A HOME OF MANY GENERATIONS.
It was the custom of the former time to construct roads on a straight
line, with a preference for uphill and down, and engineers refused to
make a circuit of twenty yards to secure level ground. There were two
advantages in this uncompromising principle of construction, and it may
be doubtful which commended itself most to the mind of our fathers.

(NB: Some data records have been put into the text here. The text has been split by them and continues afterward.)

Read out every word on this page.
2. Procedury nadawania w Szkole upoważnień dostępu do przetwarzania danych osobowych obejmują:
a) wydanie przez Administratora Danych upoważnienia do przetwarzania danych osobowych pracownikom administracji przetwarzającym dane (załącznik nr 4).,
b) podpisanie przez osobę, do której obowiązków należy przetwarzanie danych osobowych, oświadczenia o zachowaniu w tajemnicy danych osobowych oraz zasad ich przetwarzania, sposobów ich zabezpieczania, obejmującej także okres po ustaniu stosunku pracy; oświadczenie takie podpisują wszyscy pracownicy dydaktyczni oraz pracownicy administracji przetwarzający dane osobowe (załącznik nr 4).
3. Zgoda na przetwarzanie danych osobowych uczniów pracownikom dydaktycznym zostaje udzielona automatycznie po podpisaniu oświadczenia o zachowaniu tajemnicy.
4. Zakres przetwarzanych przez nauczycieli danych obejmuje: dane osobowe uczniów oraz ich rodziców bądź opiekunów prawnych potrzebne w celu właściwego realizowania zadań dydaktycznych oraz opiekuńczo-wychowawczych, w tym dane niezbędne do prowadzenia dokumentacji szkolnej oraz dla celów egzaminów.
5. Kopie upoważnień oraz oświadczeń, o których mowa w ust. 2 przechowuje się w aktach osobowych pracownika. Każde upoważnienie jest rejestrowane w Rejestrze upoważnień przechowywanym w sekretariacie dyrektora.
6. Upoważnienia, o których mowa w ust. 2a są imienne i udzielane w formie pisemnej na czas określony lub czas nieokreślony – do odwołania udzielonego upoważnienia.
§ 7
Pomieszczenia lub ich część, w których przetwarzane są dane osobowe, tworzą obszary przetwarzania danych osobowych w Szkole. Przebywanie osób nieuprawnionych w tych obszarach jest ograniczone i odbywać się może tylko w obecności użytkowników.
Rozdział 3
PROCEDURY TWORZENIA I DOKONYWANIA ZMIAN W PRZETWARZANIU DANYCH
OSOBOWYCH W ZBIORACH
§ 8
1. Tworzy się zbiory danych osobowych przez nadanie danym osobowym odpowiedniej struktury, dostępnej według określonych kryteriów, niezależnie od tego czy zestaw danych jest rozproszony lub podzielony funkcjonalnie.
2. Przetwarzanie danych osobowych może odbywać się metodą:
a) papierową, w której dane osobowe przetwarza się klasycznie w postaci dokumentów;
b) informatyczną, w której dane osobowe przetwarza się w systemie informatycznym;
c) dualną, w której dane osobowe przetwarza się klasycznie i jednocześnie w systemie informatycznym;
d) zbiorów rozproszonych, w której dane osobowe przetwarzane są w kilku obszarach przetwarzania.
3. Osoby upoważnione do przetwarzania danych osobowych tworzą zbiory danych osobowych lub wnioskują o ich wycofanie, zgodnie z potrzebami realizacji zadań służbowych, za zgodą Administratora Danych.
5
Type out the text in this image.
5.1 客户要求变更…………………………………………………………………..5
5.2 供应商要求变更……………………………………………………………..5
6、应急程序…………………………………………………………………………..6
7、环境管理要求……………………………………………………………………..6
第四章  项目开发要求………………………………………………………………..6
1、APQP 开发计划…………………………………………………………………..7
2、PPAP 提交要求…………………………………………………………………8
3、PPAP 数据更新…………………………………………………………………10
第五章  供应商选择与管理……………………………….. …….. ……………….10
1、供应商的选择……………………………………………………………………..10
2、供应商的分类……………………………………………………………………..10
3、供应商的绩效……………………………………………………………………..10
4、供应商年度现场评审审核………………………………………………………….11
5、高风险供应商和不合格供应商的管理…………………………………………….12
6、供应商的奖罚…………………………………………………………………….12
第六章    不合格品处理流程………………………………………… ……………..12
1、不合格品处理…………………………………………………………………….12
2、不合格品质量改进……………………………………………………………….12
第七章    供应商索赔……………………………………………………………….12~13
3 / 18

Roads were drained after the simplest fashion, because a standing pool
in the hollow had more than a compensation in the dryness of the ascent
and descent, while the necessity of sliddering down one side and
scrambling up the other reduced driving to the safe average of four
miles an hour--horse-doctors forming a class by themselves, and being
preserved in their headlong career by the particular Providence which
has a genial regard for persons who have too little sense or have taken
too much liquor. Degenerate descendants, anxious to obtain the maximum
of speed with the minimum of exertion, have shown a quite wonderful
ingenuity in circumventing hills, so the road between Drumtochty Manse
and Tochty Lodge gate was duplicated, and the track that plunged into
the hollow was now forsaken of wheeled traffic and overgrown with grass.